Que diria Jonas da segunda leitura? Estaria de acordo com o aparente convite a não se entregar a sério àquilo que fazemos, a não viver a sério sequer o nosso estado de solteiro, casado, ou de virgem por opção? «Os que têm esposas como se as não tivessem; os que choram… os que andam alegres… os ricos ou os pobres… como se não fossem nada disto… porque o cenário deste mundo é passageiro» (2ª leitura). É verdade que Jonas ameaçou com uma calamidade iminente, mas não foi com o fim do mundo, como S. Paulo acreditava estar mesmo a chegar – pelo menos o fim «deste mundo», pois até desejava ardentemente «o novo mundo» em que Jesus Cristo restauraria todas as coisas.

(Em casa, fui conferir o contexto da leitura e não fiquei mais animado: insere-se num vasto programa de «prós e contras», frente a questões particulares da comunidade de Corinto; e mesmo quando parece dar conselhos ainda hoje em dia sensatos, bem depressa puxa a brasa para a sua sardinha e apresenta o estado de virgem (que era o seu!) como «o mais perfeito». Porém, este é só mais um exemplo de que os trechos bíblicos para a liturgia parecem escolhidos segundo um critério misterioso… De resto, em abono da verdade se diga que a vida de S. Paulo dificilmente poderia ter sido mais arrojadamente aventureira, como se vê nas suas cartas. Até a carta em questão refere o seu perfil de «atleta», no cap.9. E a 2ª carta aos Coríntios quase que faz o ponto das suas aventuras, nomeadamente nos capítulos 6 e 11).

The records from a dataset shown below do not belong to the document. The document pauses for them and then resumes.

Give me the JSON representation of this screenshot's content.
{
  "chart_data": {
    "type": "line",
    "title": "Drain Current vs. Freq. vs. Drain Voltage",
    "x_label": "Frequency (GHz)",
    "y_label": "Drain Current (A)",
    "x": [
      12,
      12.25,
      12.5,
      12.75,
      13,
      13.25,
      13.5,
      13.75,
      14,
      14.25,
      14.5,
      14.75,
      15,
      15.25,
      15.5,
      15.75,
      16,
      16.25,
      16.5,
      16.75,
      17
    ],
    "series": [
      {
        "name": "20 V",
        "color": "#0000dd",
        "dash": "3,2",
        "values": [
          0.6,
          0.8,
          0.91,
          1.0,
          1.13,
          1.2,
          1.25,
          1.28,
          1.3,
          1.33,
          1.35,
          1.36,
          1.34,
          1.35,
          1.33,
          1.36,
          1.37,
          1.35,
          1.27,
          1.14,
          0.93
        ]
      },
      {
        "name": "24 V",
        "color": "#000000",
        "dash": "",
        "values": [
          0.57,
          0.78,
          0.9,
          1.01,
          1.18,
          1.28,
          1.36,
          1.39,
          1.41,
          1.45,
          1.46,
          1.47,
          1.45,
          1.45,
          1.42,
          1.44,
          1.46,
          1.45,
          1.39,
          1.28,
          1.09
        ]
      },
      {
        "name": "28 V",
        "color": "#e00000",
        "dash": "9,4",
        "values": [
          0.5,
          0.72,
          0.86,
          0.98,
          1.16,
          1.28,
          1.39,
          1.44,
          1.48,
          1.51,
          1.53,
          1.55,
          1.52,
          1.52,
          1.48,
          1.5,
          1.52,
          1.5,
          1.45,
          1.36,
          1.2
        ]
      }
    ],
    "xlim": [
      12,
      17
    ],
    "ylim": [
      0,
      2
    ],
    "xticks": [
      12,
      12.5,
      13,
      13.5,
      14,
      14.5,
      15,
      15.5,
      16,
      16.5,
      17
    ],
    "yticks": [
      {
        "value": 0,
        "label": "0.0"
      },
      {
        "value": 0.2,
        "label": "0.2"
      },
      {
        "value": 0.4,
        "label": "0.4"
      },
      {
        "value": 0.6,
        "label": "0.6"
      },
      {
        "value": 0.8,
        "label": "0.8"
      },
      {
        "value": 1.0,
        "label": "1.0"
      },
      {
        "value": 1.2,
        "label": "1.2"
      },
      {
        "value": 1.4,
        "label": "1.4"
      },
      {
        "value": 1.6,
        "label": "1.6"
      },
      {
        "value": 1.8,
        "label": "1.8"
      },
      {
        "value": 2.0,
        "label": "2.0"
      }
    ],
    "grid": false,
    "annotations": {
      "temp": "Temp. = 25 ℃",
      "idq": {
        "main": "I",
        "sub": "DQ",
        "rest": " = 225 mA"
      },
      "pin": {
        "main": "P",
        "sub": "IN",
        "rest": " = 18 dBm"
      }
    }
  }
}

É claro que o sacerdote Presidente da Assembleia se esforçou por interpretar as palavras de S. Paulo como um aviso para que não nos deixemos afogar nas preocupações do nosso estado de vida e do nosso dia a dia – que nos podem fazer esquecer o essencial, que é seguir a Cristo.

Não fiquei muito convencido com a explicação. Jonas também tinha pouco tempo para percorrer Nínive, o que o teria levado a andar mais depressa e a gritar mais alto…

Valeu-me a passagem do evangelho. Pondo à parte o evangelho de João, os outros parecem «terra a terra», mais directos, mais ligados à vida de todos os dias, para a qual o mundo nunca acaba, a não ser quando se morre ou se perde o emprego…

O evangelho falava de mais convites de Jesus, que tinha o dom de intuir o valor de gente «simples» (isto é, não «complicada» como a de gente que faz da vida um tabuleiro de xadrez, cheio de jogadas enganosas). Foram convites para trabalhar, sem falar em «como se», sem falar em casamento ou virgindade, sem pôr em questão o interesse no trabalho. Convidou-os para o ajudarem a realizar o seu projecto de chamar a atenção dos Homens para o «reino de Deus» – que está sempre próximo, sempre a chegar. Sendo um profeta extraordinariamente unido a Deus, lançou uma nova luz sobre a relação entre Deus e os Homens. Por muitos outros relatos dos evangelhos, nomeadamente pelas parábolas, mostrou que a salvação não é um toque de magia: Deus só pode salvar o mundo se cada ser humano o quiser livremente e se puser a trabalhar a sério naquilo que tem a fazer, afinando os seus princípios de acção e os seus valores à medida que aprofunda o que é a verdade, a justiça, a exigência, a alegria… próprias do famigerado e mal compreendido «reino de Deus».

Eu continuei no banco do fundo da igreja, pensando se Jesus me iria sacudir os ombros para me acordar. Preferi vê-lo sentar-se calmamente a meu lado, guardando silêncio durante largos momentos. E depois, passando-me o braço como um velho amigo:

– Chatices com a vida, não é? Sabes bem que também as tive… e também andei atazanado com estas coisas do mundo e Deus e com as estruturas religiosas… Quantas perguntas me fiz! Até mesmo nos meus últimos momentos, lembras-te?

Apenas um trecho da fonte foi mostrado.